[PlanetCCRMA] Pentium-4 and denormal numbers on planetccrma

Steve Harris S.W.Harris@ecs.soton.ac.uk
Wed Jan 12 03:41:01 2005


On Mon, Jan 10, 2005 at 11:07:55 +0100, andersvi@extern.uio.no wrote:
> I see in the list-archives there has been issues around denormal
> numbers, but it seems limitied to the ladspa tap-plugin.

They effect most things that do serious DSP work.
 
> Recently found that planetccrma's dist of pd & externals gave
> some trouble related to "denormal numbers" on a pentium-4 based
> laptop here.
> 
> Problem was it went up to 90+% cpu, and stayed there, while same
> patch on athlon-based machine (half the speed) ran at 20%.
> 
> It seems that these numbers - very small numbers - are optimized
> to zero automatically on some cpu's, while others, like my
> P4-based here, need special handling when compiling apps.

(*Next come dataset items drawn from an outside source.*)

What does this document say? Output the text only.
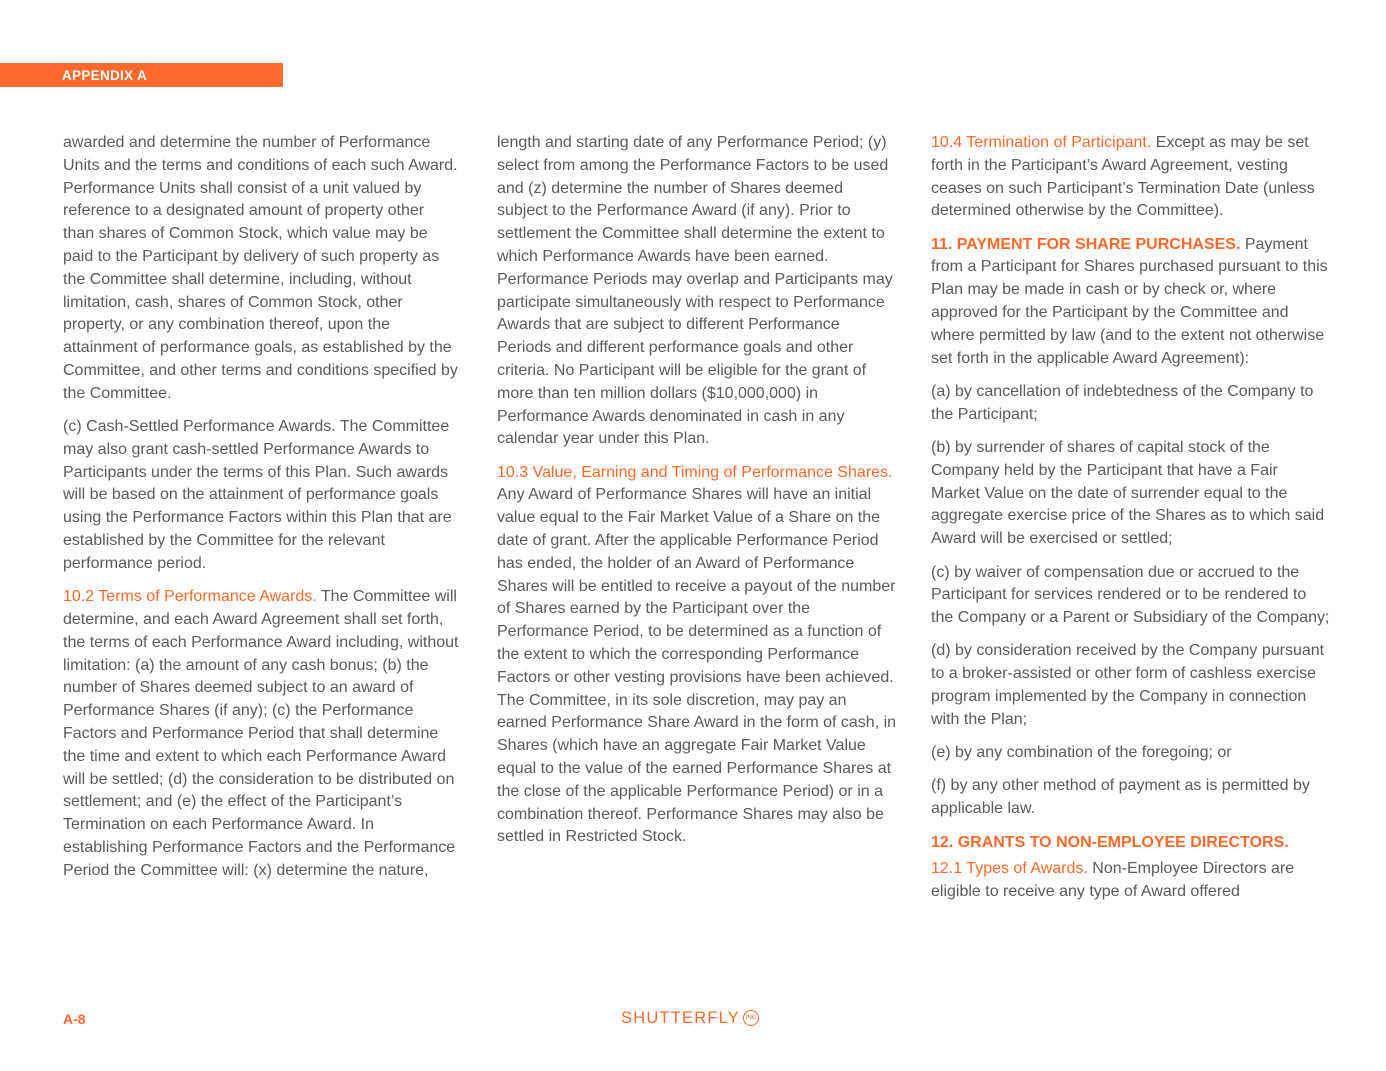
APPENDIX A

awarded and determine the number of Performance Units and the terms and conditions of each such Award. Performance Units shall consist of a unit valued by reference to a designated amount of property other than shares of Common Stock, which value may be paid to the Participant by delivery of such property as the Committee shall determine, including, without limitation, cash, shares of Common Stock, other property, or any combination thereof, upon the attainment of performance goals, as established by the Committee, and other terms and conditions specified by the Committee.

(c) Cash-Settled Performance Awards. The Committee may also grant cash-settled Performance Awards to Participants under the terms of this Plan. Such awards will be based on the attainment of performance goals using the Performance Factors within this Plan that are established by the Committee for the relevant performance period.

10.2 Terms of Performance Awards. The Committee will determine, and each Award Agreement shall set forth, the terms of each Performance Award including, without limitation: (a) the amount of any cash bonus; (b) the number of Shares deemed subject to an award of Performance Shares (if any); (c) the Performance Factors and Performance Period that shall determine the time and extent to which each Performance Award will be settled; (d) the consideration to be distributed on settlement; and (e) the effect of the Participant’s Termination on each Performance Award. In establishing Performance Factors and the Performance Period the Committee will: (x) determine the nature,

length and starting date of any Performance Period; (y) select from among the Performance Factors to be used and (z) determine the number of Shares deemed subject to the Performance Award (if any). Prior to settlement the Committee shall determine the extent to which Performance Awards have been earned. Performance Periods may overlap and Participants may participate simultaneously with respect to Performance Awards that are subject to different Performance Periods and different performance goals and other criteria. No Participant will be eligible for the grant of more than ten million dollars ($10,000,000) in Performance Awards denominated in cash in any calendar year under this Plan.

10.3 Value, Earning and Timing of Performance Shares. Any Award of Performance Shares will have an initial value equal to the Fair Market Value of a Share on the date of grant. After the applicable Performance Period has ended, the holder of an Award of Performance Shares will be entitled to receive a payout of the number of Shares earned by the Participant over the Performance Period, to be determined as a function of the extent to which the corresponding Performance Factors or other vesting provisions have been achieved. The Committee, in its sole discretion, may pay an earned Performance Share Award in the form of cash, in Shares (which have an aggregate Fair Market Value equal to the value of the earned Performance Shares at the close of the applicable Performance Period) or in a combination thereof. Performance Shares may also be settled in Restricted Stock.

10.4 Termination of Participant. Except as may be set forth in the Participant’s Award Agreement, vesting ceases on such Participant’s Termination Date (unless determined otherwise by the Committee).

11. PAYMENT FOR SHARE PURCHASES. Payment from a Participant for Shares purchased pursuant to this Plan may be made in cash or by check or, where approved for the Participant by the Committee and where permitted by law (and to the extent not otherwise set forth in the applicable Award Agreement):

(a) by cancellation of indebtedness of the Company to the Participant;

(b) by surrender of shares of capital stock of the Company held by the Participant that have a Fair Market Value on the date of surrender equal to the aggregate exercise price of the Shares as to which said Award will be exercised or settled;

(c) by waiver of compensation due or accrued to the Participant for services rendered or to be rendered to the Company or a Parent or Subsidiary of the Company;

(d) by consideration received by the Company pursuant to a broker-assisted or other form of cashless exercise program implemented by the Company in connection with the Plan;

(e) by any combination of the foregoing; or

(f) by any other method of payment as is permitted by applicable law.

12. GRANTS TO NON-EMPLOYEE DIRECTORS.

12.1 Types of Awards. Non-Employee Directors are eligible to receive any type of Award offered

A-8	SHUTTERFLY INC
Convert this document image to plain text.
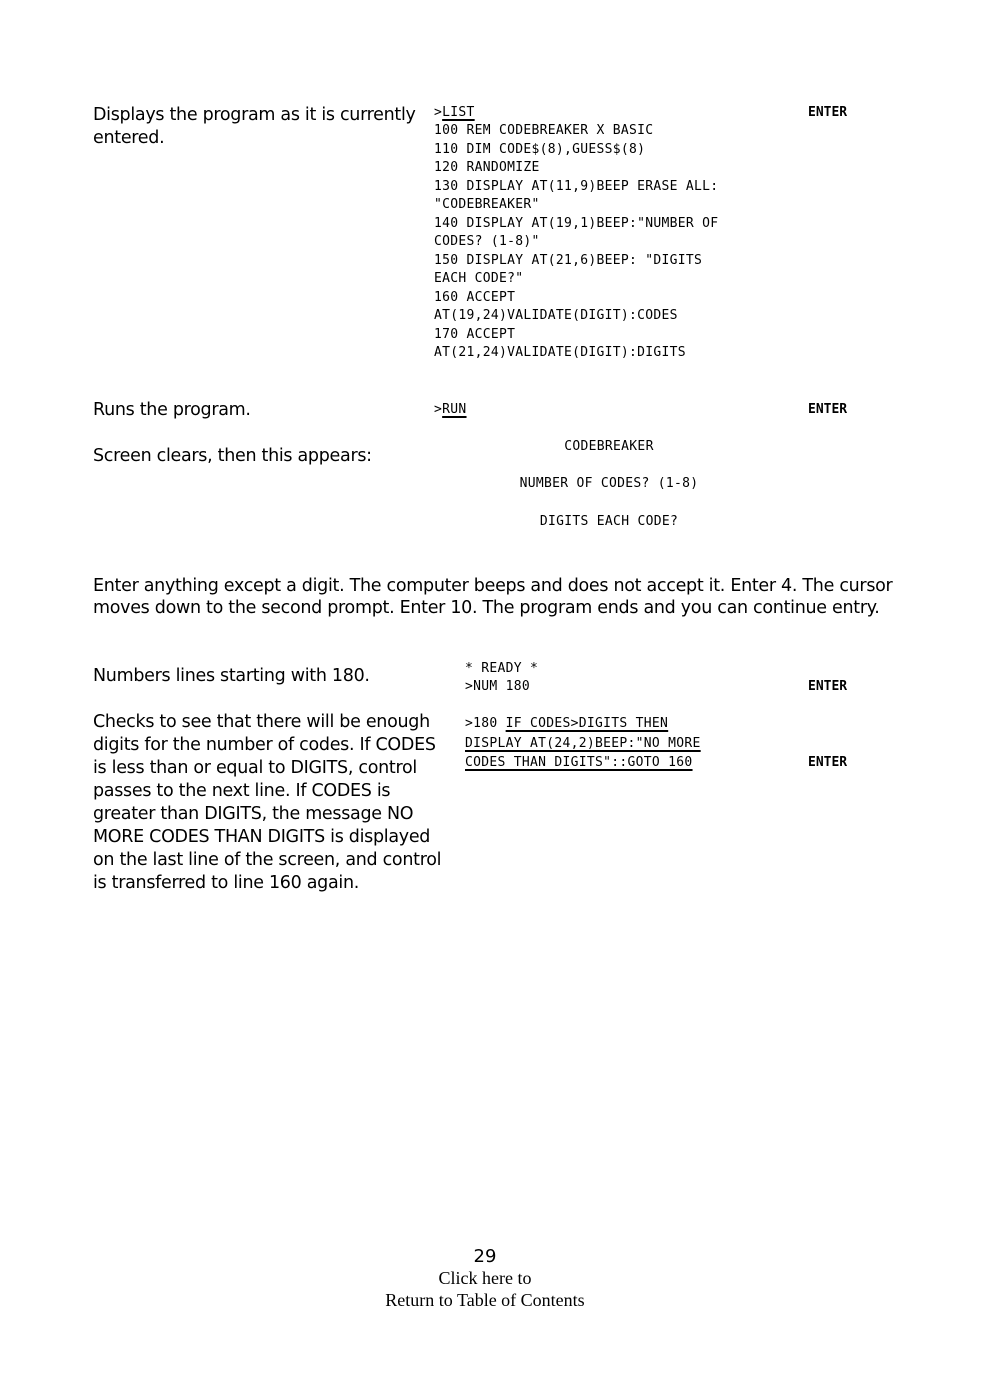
Displays the program as it is currently entered.
>LIST	ENTER
100 REM CODEBREAKER X BASIC
110 DIM CODE$(8),GUESS$(8)
120 RANDOMIZE
130 DISPLAY AT(11,9)BEEP ERASE ALL:
"CODEBREAKER"
140 DISPLAY AT(19,1)BEEP:"NUMBER OF
CODES? (1-8)"
150 DISPLAY AT(21,6)BEEP: "DIGITS
EACH CODE?"
160 ACCEPT
AT(19,24)VALIDATE(DIGIT):CODES
170 ACCEPT
AT(21,24)VALIDATE(DIGIT):DIGITS
Runs the program.	>RUN	ENTER
Screen clears, then this appears:	CODEBREAKER
NUMBER OF CODES? (1-8)
DIGITS EACH CODE?
Enter anything except a digit. The computer beeps and does not accept it. Enter 4. The cursor moves down to the second prompt. Enter 10. The program ends and you can continue entry.
Numbers lines starting with 180.	* READY *
>NUM 180	ENTER
Checks to see that there will be enough digits for the number of codes. If CODES is less than or equal to DIGITS, control passes to the next line. If CODES is greater than DIGITS, the message NO MORE CODES THAN DIGITS is displayed on the last line of the screen, and control is transferred to line 160 again.
>180 IF CODES>DIGITS THEN
DISPLAY AT(24,2)BEEP:"NO MORE
CODES THAN DIGITS"::GOTO 160	ENTER
29
Click here to
Return to Table of Contents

Its not that exactly, athlons can process denormal numbers much more
efficiently that P4's, but they dont zero them implicitly, that would
break the IEEE FP spec.
 
> The fix was to recompile pd and the percolate-lib with
> 
>   -mcpu=pentium4 -mfpmath=sse -msse
> 
> included in CFLAGS (not sure whether "-mcpu=pentium4" actually
> was necessary).
> 
> Ive started recompiling various externals and other things with
> the flags included.  Im not sure, but wouldnt this be a problem
> with all apps running loops calculating numbers around zero
> somewhere.  Would it be a solution to compile coming upgrades at
> planetccrma with these same flags?

You dont need -mcpu=pentium4. It will help P4's, and Athlon
XP's and PIII's to a lesser extent, but it will not work on pre-XP Athlons
or Pentium II's and older, or chips by most other manufacturers.

NB, using the SSE instruction set uses a more efficient denormal handler
(about 40x slower than processing a normal number), but it still doesnt
zero them, if you also call this function I hacked up when the program
starts:

#ifdef __SSE__
#include <xmmintrin.h>
#endif

void set_denormal_flags()
{
    unsigned long a, b, c, d;

#ifdef __SSE__

    asm("cpuid": "=a" (a), "=b" (b), "=c" (c), "=d" (d) : "a" (1));
    if (d & 1<<25) { /* It has SSE support */
        _MM_SET_FLUSH_ZERO_MODE(_MM_FLUSH_ZERO_ON);

        asm("cpuid": "=a" (a), "=b" (b), "=c" (c), "=d" (d) : "a" (0));
        if (b == 0x756e6547) { /* It's an Intel */
            int stepping, model, family, extfamily;

            family = (a >> 8) & 0xf;
            extfamily = (a >> 20) & 0xff;
            model = (a >> 4) & 0xf;
            stepping = a & 0xf;
            if (family == 15 && extfamily == 0 && model == 0 && stepping < 7) {
                return;
            }
        }
        asm("cpuid": "=a" (a), "=b" (b), "=c" (c), "=d" (d) : "a" (1));
        if (d & 1<<26) { /* bit 26, SSE2 support */
            _mm_setcsr(_mm_getcsr() | 0x40);
        }
    } else {
        fprintf(stderr, "This code has been built with SSE support, but your processor does not support\nthe SSE instruction set.\nexiting\n");
        exit(1);
    }
#endif
}

The FPU will zero any denormals when it encounters them.

- Steve